2. When you need to manipulate someone who doesn’t think enough. Of course I’m going to wear a suit to my next job interview. But is that because that suit is actually important for the task? Or is it because my interviewer almost certainly thinks it is and I want the bastard to employ me. Like it or not the world is full of people who take fashion seriously and will judge your worth based on your appearance. And like it or not, you will need things off these people and they will be harder to get if you don’t pander to their idiotic, baseless preconceptions. It’s one of the best examples of balancing the Principle with the Practical out there.

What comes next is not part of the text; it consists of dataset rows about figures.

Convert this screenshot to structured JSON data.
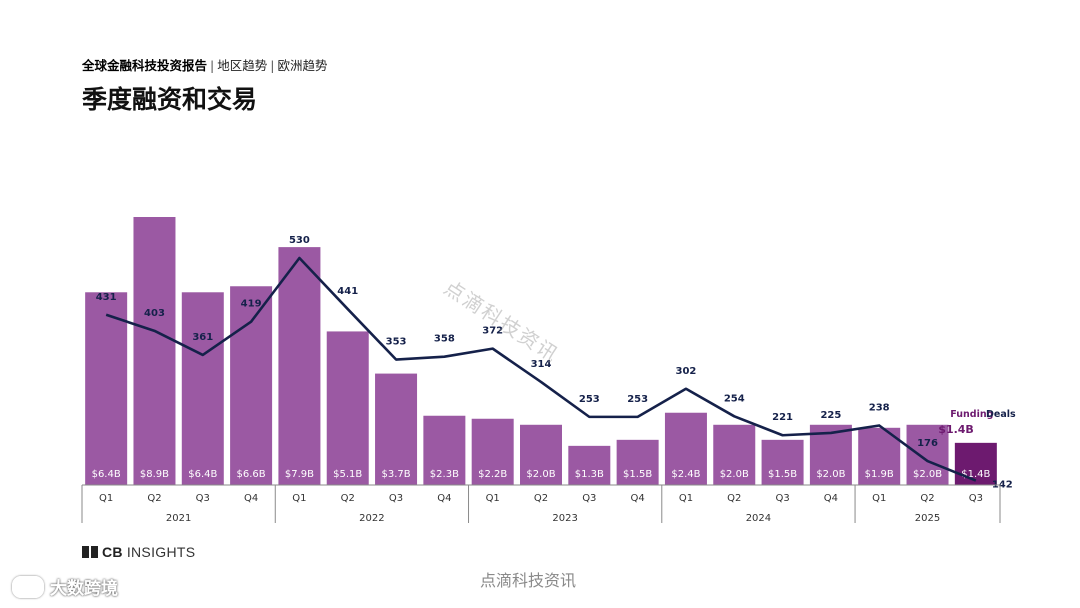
{
  "header": {
    "report": "全球金融科技投资报告",
    "sep": "|",
    "region": "地区趋势",
    "sub": "欧洲趋势",
    "title": "季度融资和交易"
  },
  "chart_data": {
    "type": "bar",
    "title": "季度融资和交易",
    "quarters": [
      "Q1",
      "Q2",
      "Q3",
      "Q4",
      "Q1",
      "Q2",
      "Q3",
      "Q4",
      "Q1",
      "Q2",
      "Q3",
      "Q4",
      "Q1",
      "Q2",
      "Q3",
      "Q4",
      "Q1",
      "Q2",
      "Q3"
    ],
    "years": [
      {
        "label": "2021",
        "span": 4
      },
      {
        "label": "2022",
        "span": 4
      },
      {
        "label": "2023",
        "span": 4
      },
      {
        "label": "2024",
        "span": 4
      },
      {
        "label": "2025",
        "span": 3
      }
    ],
    "series": [
      {
        "name": "Funding",
        "unit": "$B",
        "type": "bar",
        "values": [
          6.4,
          8.9,
          6.4,
          6.6,
          7.9,
          5.1,
          3.7,
          2.3,
          2.2,
          2.0,
          1.3,
          1.5,
          2.4,
          2.0,
          1.5,
          2.0,
          1.9,
          2.0,
          1.4
        ],
        "labels": [
          "$6.4B",
          "$8.9B",
          "$6.4B",
          "$6.6B",
          "$7.9B",
          "$5.1B",
          "$3.7B",
          "$2.3B",
          "$2.2B",
          "$2.0B",
          "$1.3B",
          "$1.5B",
          "$2.4B",
          "$2.0B",
          "$1.5B",
          "$2.0B",
          "$1.9B",
          "$2.0B",
          "$1.4B"
        ]
      },
      {
        "name": "Deals",
        "type": "line",
        "values": [
          431,
          403,
          361,
          419,
          530,
          441,
          353,
          358,
          372,
          314,
          253,
          253,
          302,
          254,
          221,
          225,
          238,
          176,
          142
        ]
      }
    ],
    "legend": {
      "funding": "Funding",
      "deals": "Deals"
    },
    "colors": {
      "bar": "#9b59a3",
      "bar_highlight": "#6d1a6f",
      "line": "#15214a",
      "bar_label": "#ffffff",
      "axis": "#8a8a8a"
    }
  },
  "footer": {
    "brand_prefix": "CB",
    "brand_suffix": "INSIGHTS",
    "watermark": "点滴科技资讯",
    "watermark_diagonal": "点滴科技资讯",
    "watermark_corner": "大数跨境"
  }
}
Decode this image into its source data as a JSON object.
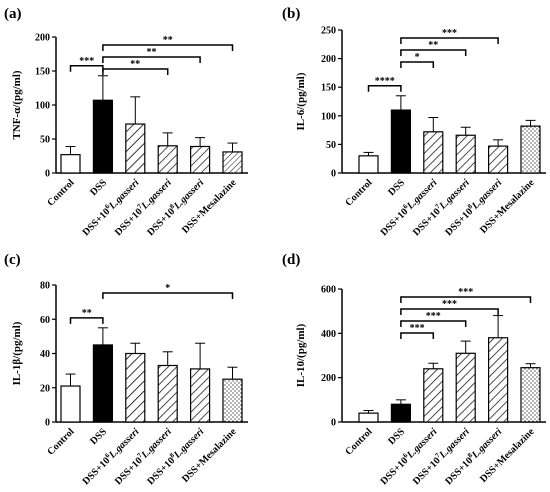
{
  "colors": {
    "dss_fill": "#000000",
    "control_fill": "#ffffff",
    "stroke": "#000000"
  },
  "categories": [
    "Control",
    "DSS",
    "DSS+10|6|L.gasseri",
    "DSS+10|7|L.gasseri",
    "DSS+10|8|L.gasseri",
    "DSS+Mesalazine"
  ],
  "chart_data": [
    {
      "panel": "(a)",
      "type": "bar",
      "ylabel": "TNF-α/(pg/ml)",
      "ylim": [
        0,
        200
      ],
      "yticks": [
        0,
        50,
        100,
        150,
        200
      ],
      "values": [
        27,
        107,
        72,
        40,
        39,
        31
      ],
      "errors": [
        12,
        36,
        40,
        19,
        13,
        13
      ],
      "patterns": [
        "none",
        "solid",
        "hatch-wide",
        "hatch",
        "hatch",
        "hatch-fine"
      ],
      "comparisons": [
        {
          "from": 0,
          "to": 1,
          "label": "***"
        },
        {
          "from": 1,
          "to": 3,
          "label": "**"
        },
        {
          "from": 1,
          "to": 4,
          "label": "**"
        },
        {
          "from": 1,
          "to": 5,
          "label": "**"
        }
      ]
    },
    {
      "panel": "(b)",
      "type": "bar",
      "ylabel": "IL-6/(pg/ml)",
      "ylim": [
        0,
        250
      ],
      "yticks": [
        0,
        50,
        100,
        150,
        200,
        250
      ],
      "values": [
        30,
        110,
        72,
        66,
        47,
        82
      ],
      "errors": [
        6,
        25,
        25,
        14,
        11,
        10
      ],
      "patterns": [
        "none",
        "solid",
        "hatch",
        "hatch",
        "hatch",
        "dots"
      ],
      "comparisons": [
        {
          "from": 0,
          "to": 1,
          "label": "****"
        },
        {
          "from": 1,
          "to": 2,
          "label": "*"
        },
        {
          "from": 1,
          "to": 3,
          "label": "**"
        },
        {
          "from": 1,
          "to": 4,
          "label": "***"
        }
      ]
    },
    {
      "panel": "(c)",
      "type": "bar",
      "ylabel": "IL-1β/(pg/ml)",
      "ylim": [
        0,
        80
      ],
      "yticks": [
        0,
        20,
        40,
        60,
        80
      ],
      "values": [
        21,
        45,
        40,
        33,
        31,
        25
      ],
      "errors": [
        7,
        10,
        6,
        8,
        15,
        7
      ],
      "patterns": [
        "none",
        "solid",
        "hatch-wide",
        "hatch",
        "hatch",
        "dots"
      ],
      "comparisons": [
        {
          "from": 0,
          "to": 1,
          "label": "**"
        },
        {
          "from": 1,
          "to": 5,
          "label": "*"
        }
      ]
    },
    {
      "panel": "(d)",
      "type": "bar",
      "ylabel": "IL-10/(pg/ml)",
      "ylim": [
        0,
        600
      ],
      "yticks": [
        0,
        200,
        400,
        600
      ],
      "values": [
        40,
        80,
        240,
        310,
        380,
        245
      ],
      "errors": [
        12,
        20,
        25,
        55,
        100,
        18
      ],
      "patterns": [
        "none",
        "solid",
        "hatch",
        "hatch",
        "hatch",
        "dots"
      ],
      "comparisons": [
        {
          "from": 1,
          "to": 2,
          "label": "***"
        },
        {
          "from": 1,
          "to": 3,
          "label": "***"
        },
        {
          "from": 1,
          "to": 4,
          "label": "***"
        },
        {
          "from": 1,
          "to": 5,
          "label": "***"
        }
      ]
    }
  ]
}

Those are the facts we have to deal with, but here’s the overriding point: fashion is stupid. Balls to the wall, unambiguously stupid. You want to dress a certain way? Go for it! You want to express yourself through your clothing? Go for it! You want to drop $10,000 on a dress you’ll only wear once? Bloody go for it for all I care you nutcase.
But you dare, you bloody dare to imply that what you’re wearing is any more important than the cotton it’s made out of, holy mother of mercy I will gut you. I’ll gut you and wear your corpse as a warning to others.
Well I would, except that they’d probably just ask me who I was wearing.